I see some people only solving that device question and guess what? They’re fake people. That’s how synthetics are getting in the door. They’ve only done device and authentication. They have not validated in a true CIP manner the person is real. So it’s a two-prong issue. It’s important to get your hands around it. And it’s a good question because you all have to be educated on how fundamentally important both prongs are today.
Q: Can Alessa identify geographical risks?
A: Yes, absolutely. Alessa has customers applying that type of logic. So as long as that information is available, we can absolutely track and create rules around that.
We do have a webinar playback available on how to calculate geographical risks because there is not a standard list anywhere that you can use. And so, our presenter, Laurie Kelly had gone through how you can use different tools, including Transparency International, TRACE, and a few others on how to calculate geographical risk.

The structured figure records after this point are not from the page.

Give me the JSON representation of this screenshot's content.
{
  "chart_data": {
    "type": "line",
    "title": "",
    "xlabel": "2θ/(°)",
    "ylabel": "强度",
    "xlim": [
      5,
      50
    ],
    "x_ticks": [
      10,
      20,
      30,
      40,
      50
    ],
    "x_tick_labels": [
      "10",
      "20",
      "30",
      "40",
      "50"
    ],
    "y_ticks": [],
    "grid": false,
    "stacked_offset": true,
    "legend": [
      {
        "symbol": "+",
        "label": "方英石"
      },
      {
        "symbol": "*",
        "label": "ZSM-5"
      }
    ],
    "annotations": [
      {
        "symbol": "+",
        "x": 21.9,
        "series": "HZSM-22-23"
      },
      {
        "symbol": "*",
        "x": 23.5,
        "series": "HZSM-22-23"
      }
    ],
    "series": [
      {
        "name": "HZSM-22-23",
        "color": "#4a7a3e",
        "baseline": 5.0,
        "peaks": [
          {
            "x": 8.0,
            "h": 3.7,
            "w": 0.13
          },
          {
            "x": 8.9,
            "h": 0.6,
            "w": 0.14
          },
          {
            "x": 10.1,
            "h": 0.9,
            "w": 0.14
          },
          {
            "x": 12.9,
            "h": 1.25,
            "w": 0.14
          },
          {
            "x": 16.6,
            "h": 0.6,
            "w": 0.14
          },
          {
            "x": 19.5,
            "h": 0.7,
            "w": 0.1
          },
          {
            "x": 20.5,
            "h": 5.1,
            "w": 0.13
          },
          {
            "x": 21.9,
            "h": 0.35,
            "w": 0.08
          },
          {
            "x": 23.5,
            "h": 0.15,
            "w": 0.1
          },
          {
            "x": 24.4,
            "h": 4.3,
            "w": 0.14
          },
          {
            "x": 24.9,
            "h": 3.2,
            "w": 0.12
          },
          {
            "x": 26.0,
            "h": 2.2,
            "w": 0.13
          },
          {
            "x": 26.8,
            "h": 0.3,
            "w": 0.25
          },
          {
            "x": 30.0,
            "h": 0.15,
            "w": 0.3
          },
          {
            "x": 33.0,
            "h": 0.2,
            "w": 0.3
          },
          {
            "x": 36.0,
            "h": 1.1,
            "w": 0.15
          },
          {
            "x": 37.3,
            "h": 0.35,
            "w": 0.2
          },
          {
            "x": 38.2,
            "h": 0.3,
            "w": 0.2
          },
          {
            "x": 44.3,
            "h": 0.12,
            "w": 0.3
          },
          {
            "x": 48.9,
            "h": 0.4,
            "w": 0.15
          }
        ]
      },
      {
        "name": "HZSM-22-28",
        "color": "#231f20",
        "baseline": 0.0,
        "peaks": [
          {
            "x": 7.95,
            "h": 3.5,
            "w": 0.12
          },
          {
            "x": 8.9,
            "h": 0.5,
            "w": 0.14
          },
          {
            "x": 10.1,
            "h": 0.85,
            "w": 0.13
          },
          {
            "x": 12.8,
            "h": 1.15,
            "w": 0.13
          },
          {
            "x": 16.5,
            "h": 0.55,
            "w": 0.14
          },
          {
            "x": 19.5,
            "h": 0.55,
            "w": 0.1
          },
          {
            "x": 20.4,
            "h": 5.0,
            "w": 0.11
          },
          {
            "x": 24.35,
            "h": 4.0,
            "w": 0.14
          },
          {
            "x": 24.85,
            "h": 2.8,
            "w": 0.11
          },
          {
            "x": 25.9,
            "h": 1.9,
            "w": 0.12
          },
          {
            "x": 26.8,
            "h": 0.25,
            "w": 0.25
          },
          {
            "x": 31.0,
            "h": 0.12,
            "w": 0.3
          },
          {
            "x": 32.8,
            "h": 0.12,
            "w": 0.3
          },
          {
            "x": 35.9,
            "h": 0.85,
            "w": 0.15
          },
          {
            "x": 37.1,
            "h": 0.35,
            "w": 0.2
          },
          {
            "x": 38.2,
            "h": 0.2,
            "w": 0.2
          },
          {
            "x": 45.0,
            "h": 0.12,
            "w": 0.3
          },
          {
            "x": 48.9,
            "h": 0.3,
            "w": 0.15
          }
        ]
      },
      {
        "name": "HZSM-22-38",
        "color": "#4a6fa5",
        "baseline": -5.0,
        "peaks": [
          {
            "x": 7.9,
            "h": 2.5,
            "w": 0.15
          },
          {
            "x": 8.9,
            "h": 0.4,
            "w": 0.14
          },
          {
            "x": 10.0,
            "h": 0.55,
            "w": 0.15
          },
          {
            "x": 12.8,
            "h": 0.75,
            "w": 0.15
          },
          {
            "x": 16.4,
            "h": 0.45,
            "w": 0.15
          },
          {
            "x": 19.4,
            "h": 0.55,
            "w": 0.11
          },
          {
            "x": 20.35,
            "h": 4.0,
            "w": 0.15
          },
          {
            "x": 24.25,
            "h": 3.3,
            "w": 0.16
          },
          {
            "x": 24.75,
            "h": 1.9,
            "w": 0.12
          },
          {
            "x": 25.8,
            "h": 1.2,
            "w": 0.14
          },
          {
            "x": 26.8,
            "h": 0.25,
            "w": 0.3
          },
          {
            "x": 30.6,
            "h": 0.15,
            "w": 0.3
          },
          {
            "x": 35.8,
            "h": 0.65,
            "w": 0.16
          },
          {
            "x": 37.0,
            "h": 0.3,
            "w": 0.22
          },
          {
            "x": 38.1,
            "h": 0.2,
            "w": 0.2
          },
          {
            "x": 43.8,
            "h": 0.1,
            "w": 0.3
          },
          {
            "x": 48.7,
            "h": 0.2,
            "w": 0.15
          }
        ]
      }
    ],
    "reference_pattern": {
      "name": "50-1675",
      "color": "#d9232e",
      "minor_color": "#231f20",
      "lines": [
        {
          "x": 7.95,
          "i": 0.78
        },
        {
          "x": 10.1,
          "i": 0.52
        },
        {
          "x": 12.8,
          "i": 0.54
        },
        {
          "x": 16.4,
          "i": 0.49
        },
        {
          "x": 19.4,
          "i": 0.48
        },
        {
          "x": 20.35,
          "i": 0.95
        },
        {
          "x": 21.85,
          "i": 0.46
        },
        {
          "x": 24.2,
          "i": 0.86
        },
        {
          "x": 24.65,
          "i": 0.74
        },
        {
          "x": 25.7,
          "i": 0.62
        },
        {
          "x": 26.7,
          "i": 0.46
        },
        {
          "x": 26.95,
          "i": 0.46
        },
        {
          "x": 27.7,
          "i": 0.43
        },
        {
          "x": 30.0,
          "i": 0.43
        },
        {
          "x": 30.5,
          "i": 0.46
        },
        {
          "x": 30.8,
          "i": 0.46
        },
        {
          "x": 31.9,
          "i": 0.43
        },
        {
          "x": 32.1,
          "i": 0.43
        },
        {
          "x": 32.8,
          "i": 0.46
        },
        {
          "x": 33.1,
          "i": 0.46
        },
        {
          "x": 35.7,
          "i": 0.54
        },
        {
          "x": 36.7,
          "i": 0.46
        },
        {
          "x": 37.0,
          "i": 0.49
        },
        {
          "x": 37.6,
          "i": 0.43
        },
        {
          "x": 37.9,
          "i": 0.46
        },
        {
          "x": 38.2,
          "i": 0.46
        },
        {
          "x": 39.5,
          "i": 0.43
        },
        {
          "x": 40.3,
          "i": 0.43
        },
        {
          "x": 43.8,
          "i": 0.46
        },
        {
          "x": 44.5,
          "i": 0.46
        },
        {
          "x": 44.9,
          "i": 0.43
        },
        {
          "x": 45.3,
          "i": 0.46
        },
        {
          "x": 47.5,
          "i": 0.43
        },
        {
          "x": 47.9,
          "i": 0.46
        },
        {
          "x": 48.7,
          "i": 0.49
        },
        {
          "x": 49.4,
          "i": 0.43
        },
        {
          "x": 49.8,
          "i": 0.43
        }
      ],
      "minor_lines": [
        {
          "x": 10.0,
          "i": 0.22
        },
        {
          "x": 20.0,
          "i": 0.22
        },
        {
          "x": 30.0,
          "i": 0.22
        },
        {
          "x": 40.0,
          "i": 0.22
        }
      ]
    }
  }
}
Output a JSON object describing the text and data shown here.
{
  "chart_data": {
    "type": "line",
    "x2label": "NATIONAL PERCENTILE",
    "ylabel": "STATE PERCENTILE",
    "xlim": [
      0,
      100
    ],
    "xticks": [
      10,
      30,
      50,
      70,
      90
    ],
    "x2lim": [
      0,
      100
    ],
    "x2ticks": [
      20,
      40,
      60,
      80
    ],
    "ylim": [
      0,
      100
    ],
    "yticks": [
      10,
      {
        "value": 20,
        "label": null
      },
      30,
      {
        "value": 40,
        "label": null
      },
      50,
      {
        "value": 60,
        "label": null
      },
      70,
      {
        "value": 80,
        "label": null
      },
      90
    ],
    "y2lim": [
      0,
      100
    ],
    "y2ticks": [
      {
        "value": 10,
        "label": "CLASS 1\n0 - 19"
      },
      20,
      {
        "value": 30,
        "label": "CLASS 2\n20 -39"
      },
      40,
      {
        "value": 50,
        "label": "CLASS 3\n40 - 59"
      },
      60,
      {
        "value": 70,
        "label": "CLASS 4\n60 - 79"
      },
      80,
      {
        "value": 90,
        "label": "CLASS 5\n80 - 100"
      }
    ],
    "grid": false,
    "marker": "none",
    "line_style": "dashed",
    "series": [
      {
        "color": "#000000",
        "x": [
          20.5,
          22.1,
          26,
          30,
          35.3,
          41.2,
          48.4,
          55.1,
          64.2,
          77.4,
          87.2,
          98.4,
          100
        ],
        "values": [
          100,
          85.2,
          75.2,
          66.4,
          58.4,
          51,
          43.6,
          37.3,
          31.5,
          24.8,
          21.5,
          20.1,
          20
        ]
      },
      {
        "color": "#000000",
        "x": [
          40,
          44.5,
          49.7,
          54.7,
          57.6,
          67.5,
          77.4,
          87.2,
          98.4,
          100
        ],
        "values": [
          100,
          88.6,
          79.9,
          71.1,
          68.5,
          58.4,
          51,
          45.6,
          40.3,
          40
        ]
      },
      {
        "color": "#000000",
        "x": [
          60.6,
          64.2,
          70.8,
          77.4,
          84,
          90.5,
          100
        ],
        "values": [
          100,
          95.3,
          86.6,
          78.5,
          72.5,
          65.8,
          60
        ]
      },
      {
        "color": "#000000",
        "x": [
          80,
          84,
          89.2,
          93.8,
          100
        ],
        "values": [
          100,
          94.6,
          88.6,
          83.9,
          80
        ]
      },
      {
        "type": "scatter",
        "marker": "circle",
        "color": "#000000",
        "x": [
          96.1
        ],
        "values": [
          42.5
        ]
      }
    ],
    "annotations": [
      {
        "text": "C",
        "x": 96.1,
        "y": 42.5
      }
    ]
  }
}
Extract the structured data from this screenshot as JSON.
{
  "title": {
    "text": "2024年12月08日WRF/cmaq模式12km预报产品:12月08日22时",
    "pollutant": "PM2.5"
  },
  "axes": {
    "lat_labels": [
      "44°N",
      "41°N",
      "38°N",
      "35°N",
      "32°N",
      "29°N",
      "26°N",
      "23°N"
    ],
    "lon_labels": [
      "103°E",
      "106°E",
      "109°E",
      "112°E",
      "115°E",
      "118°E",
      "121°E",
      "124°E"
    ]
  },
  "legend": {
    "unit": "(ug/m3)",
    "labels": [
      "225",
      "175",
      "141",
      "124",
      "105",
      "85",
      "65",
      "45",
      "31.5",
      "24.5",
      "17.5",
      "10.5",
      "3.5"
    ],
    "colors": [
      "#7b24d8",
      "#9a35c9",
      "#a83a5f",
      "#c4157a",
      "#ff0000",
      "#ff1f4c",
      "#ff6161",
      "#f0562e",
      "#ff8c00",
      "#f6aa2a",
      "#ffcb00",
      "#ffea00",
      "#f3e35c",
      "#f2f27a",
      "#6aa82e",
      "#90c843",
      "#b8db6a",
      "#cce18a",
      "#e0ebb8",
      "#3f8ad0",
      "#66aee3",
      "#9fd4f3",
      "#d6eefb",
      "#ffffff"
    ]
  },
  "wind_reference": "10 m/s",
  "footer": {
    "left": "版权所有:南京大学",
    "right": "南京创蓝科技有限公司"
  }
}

Q: Is there a way to create an internal company watch list as some high-risk persons may not receive a match or alert?
A: I hear it a lot and I definitely hear financial institutions making their own homegrown watch lists and sharing it internally. Yes, absolutely. So we have that capability, it’s called Custom List. So essentially any type of list that the customers maintain, we are able to process that and do screenings against that specific source of data.
Q: How long is the calibration period when onboarding a customer?
A: Building the rule sets, we like to give customers a tried and true starting point. And I’d say within, in truth, you know, depending on how much my AML/BSA team wants to dig into it a week has certainly been sufficient for their testing purposes. Everybody has different kind of risk tolerances. But if you’re already familiar with public records data, this really isn’t very complicated. It is just putting a filter on the data you want to see.
And I think the more the industry starts talking. Like I said, this is actually not new technology. This has been here. It’s being used in many spaces, typically more FinTech, but it’s just one of those things where it’s one of the hats you have to wear in the AML/BSA space. You have to know technology now and how to, you know, work with it. But truthfully, we have not seen it taking huge amounts of time to do tools like this.
Once all the rules are created, the validations, and the definitions, then it is a straightforward process just to enable that into Alessa.
Q: Can Alessa risk rate info as it relates to sanctions group followed by your specific jurisdiction?
A: It would be able to do that. Leveraging the tools we’re talking about, if they included our global sanctions data.
We have a risk profile module that is enabled in a customer’s implementation of Alessa. You can define the different factors, the weight, and how it is going to be affected. Whether it’s, for example, a hit on a sanctions list, maybe an ID verification fail, or maybe a transaction monitoring flag, how are those weights are going to affect the overall score? So yes, we have a flexible risk profile that can be implemented into Alessa that is completely aligned to their risk profile or risk-based approach.
Q: Does Alessa allow you to access reports gathered by other compliance officers as it relates to specific name clients via name ID and date of birth?
A: As part of the case management capabilities of Alessa, there is the capability to escalate, reassign, and the relying on different people. You can share the alert, you can share the case with other members, with other compliance officers so they can augment and maybe compliment that specific investigation process. So, yes, you define the roles, the privileges, and what type of access they will have into Alessa.